Senate DFL Releases Education Priorities.  It's a comprehensive list, but one cannot help but be impressed with the Senate DFL caucus' ambitious list of education priorities for the 2015 session.  Senator Chuck Wiger and five of his colleagues outlined an package that would cost and estimated $500 million of education funding initiatives.  SEE's top legislative priority of fair facilities funding is contained in the set of priorities and Senator Kevin Dahle's statement at the press conference was a clear indication of the caucus' support for comprehensive action in this area.  The other priorities described at the press conference included:

  • Funding for school breakfast.
  • A matching grant program to help school districts add school counselors, school psychologists, school social workers, and school nurses to their staffs.
  • Increased revenue for technology and expansion of rural broadband.'
  • Expanded opportunities for students to earn dual credit through concurrent enrollment.

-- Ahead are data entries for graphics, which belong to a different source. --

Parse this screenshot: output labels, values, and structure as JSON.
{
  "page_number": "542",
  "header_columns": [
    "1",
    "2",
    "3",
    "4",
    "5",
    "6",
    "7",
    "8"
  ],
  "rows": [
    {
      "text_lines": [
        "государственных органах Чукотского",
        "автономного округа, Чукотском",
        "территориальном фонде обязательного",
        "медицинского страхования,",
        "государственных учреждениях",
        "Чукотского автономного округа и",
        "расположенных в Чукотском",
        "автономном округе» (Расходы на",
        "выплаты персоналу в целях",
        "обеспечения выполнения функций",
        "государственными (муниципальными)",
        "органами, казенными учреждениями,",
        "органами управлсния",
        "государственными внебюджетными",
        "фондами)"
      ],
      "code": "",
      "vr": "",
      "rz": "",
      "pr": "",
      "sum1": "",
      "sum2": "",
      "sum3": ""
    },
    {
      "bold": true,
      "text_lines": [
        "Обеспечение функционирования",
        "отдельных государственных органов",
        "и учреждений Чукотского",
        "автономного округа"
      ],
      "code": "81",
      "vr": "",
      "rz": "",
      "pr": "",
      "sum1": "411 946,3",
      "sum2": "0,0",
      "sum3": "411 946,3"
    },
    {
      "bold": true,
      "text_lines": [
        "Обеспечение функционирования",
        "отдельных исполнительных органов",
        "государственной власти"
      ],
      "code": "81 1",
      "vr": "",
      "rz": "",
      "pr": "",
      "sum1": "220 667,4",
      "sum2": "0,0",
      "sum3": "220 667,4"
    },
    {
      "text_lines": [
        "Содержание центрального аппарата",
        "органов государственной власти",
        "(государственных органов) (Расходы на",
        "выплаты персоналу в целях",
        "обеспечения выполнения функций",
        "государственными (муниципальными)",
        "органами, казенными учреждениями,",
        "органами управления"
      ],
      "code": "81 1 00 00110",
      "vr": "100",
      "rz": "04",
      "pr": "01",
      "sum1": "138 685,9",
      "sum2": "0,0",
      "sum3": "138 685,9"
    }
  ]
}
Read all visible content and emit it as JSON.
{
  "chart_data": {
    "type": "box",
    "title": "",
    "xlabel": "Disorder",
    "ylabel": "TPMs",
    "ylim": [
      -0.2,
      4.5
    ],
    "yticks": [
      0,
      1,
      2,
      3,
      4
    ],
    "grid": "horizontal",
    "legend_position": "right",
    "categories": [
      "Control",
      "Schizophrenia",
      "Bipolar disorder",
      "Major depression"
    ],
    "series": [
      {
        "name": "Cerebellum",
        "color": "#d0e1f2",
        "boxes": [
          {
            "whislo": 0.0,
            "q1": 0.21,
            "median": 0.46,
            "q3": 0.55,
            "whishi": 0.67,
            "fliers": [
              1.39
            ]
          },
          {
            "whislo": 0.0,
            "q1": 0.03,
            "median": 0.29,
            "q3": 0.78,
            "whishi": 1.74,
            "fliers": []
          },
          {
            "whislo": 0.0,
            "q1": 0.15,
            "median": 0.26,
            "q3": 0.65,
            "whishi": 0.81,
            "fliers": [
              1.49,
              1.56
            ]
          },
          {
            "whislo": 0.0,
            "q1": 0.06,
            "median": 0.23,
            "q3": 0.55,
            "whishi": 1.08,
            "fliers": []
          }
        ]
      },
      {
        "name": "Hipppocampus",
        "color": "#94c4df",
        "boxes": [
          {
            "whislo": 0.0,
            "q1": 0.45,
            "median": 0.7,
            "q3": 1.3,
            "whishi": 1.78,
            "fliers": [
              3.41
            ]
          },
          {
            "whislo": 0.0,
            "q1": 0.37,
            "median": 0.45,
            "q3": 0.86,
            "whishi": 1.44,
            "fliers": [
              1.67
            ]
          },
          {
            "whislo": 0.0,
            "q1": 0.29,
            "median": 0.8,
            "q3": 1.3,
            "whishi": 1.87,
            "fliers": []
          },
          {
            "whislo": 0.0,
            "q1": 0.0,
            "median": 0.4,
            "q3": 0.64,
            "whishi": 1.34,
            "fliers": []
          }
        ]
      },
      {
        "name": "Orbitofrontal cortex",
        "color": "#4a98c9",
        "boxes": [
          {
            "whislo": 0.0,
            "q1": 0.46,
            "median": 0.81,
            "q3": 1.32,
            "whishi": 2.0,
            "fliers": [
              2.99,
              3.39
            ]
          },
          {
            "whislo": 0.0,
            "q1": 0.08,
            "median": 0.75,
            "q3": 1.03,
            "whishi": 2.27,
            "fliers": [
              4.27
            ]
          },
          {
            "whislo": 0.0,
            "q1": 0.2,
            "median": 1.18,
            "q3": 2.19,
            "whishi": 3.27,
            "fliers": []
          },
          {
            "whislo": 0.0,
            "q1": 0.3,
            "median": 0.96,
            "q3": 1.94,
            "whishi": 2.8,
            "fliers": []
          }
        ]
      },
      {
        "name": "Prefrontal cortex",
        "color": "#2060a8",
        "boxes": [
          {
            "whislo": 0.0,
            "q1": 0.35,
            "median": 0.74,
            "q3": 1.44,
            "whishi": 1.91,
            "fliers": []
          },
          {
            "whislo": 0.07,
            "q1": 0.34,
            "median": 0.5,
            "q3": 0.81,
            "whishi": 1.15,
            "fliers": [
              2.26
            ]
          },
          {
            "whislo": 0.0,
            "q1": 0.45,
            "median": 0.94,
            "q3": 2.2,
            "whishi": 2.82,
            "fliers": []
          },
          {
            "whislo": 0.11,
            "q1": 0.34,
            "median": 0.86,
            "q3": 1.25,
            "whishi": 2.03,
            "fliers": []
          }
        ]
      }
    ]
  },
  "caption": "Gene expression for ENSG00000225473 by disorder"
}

About the only things missing from the list were anything but a brief mention of the general education basic formula and the need for on-going teacher development and evaluation revenue.  It;s safe to say that the Senate package surpasses the Governor's $394 million and how the Senate will choose to alter the Governor's overall budget proposal to generate the revenue to fund its education package.  The February budget forecast that is due in three weeks may provide another shot of revenue to the bottom line and that could prove helpful in making all the pieces fit together.

From this tweet, it appears the Governor is open to the Senate's priorities:

The House majority caucus has yet to release a list of their education funding priorities.  They have set a course on several policy reforms, particularly as it relates to the use of seniority in the determination of teacher layoffs.  I think the biggest problem will be reconciling the overall spending targets between the Senate and the House as it is expected that the House will do more in terms of tax cuts.